Risk and Environmental Studies, Karlstad University, Karlstad, Sweden.
Centre of Natural Hazards and Disaster Science (CNDS), Uppsala, Sweden.
Sci Rep. 2024 Sep 2;14(1):20410. doi: 10.1038/s41598-024-71330-5.
Accurate population data is crucial for assessing exposure in disaster risk assessments. In recent years, there has been a significant increase in the development of spatially gridded population datasets. Despite these datasets often using similar input data to derive population figures, notable differences arise when comparing them with direct ground-level observations. This study evaluates the precision and accuracy of flood exposure assessments using both known and generated gridded population datasets in Sweden. Specifically focusing on WorldPop and GHSPop, we compare these datasets against official national statistics at a 100 m grid cell resolution to assess their reliability in flood exposure analyses. Our objectives include quantifying the reliability of these datasets and examining the impact of data aggregation on estimated flood exposure across different administrative levels. The analysis reveals significant discrepancies in flood exposure estimates, underscoring the challenges associated with relying on generated gridded population data for precise flood risk assessments. Our findings emphasize the importance of careful dataset selection and highlight the potential for overestimation in flood risk analysis. This emphasises the critical need for validations against ground population data to ensure accurate flood risk management strategies.

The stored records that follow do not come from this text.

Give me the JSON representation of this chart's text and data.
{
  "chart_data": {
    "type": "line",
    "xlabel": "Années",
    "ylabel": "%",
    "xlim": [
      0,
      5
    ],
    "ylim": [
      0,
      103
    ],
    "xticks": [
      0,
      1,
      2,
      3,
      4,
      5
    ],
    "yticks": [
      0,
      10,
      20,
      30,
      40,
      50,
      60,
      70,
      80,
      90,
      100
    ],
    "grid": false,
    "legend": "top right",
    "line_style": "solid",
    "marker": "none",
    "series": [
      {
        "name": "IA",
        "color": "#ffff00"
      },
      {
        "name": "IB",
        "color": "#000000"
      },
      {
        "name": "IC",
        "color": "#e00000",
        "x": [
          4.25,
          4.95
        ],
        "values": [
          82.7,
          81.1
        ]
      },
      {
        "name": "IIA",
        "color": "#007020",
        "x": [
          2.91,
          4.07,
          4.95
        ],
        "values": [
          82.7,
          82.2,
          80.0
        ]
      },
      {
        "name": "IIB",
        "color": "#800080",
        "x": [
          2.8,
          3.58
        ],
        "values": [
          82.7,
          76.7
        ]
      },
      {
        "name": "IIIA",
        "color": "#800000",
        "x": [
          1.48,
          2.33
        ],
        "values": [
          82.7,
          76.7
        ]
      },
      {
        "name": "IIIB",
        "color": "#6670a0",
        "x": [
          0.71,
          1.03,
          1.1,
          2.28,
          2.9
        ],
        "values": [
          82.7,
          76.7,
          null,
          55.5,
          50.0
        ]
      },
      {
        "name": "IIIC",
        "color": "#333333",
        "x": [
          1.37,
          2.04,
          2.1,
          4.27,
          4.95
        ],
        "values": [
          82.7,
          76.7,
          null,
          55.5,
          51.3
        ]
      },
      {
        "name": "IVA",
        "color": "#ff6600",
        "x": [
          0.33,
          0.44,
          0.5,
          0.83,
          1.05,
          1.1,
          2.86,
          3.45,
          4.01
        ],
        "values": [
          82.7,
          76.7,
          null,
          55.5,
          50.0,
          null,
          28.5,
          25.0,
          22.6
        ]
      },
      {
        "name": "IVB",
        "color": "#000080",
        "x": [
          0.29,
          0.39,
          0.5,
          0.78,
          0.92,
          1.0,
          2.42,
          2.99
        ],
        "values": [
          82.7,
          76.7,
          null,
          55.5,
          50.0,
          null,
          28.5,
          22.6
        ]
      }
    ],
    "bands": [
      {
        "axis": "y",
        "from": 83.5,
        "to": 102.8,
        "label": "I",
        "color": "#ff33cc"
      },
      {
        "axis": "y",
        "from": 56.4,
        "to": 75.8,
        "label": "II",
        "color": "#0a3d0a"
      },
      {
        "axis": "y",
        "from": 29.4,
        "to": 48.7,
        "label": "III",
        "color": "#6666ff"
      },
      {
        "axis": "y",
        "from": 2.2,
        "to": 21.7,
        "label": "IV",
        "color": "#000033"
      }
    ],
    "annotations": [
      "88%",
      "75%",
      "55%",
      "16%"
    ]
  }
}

准确的人口数据对于评估灾害风险评估中的暴露情况至关重要。近年来,空间网格化人口数据集的发展显著增加。尽管这些数据集通常使用类似的输入数据来推导出人口数据,但在与直接地面观测结果进行比较时,会出现显著差异。本研究评估了使用瑞典已知和生成的网格化人口数据集进行洪水暴露评估的精度和准确性。特别关注 WorldPop 和 GHSPop,我们将这些数据集与官方国家统计数据在 100 m 网格单元分辨率上进行比较,以评估它们在洪水暴露分析中的可靠性。我们的目标包括量化这些数据集的可靠性,并研究数据聚合对不同行政级别估计的洪水暴露的影响。分析结果显示,洪水暴露估计存在显著差异,突出了在精确洪水风险评估中依赖生成的网格化人口数据所面临的挑战。我们的研究结果强调了仔细选择数据集的重要性,并强调了在洪水风险分析中存在高估的可能性。这强调了需要对地面人口数据进行验证,以确保准确的洪水风险管理策略。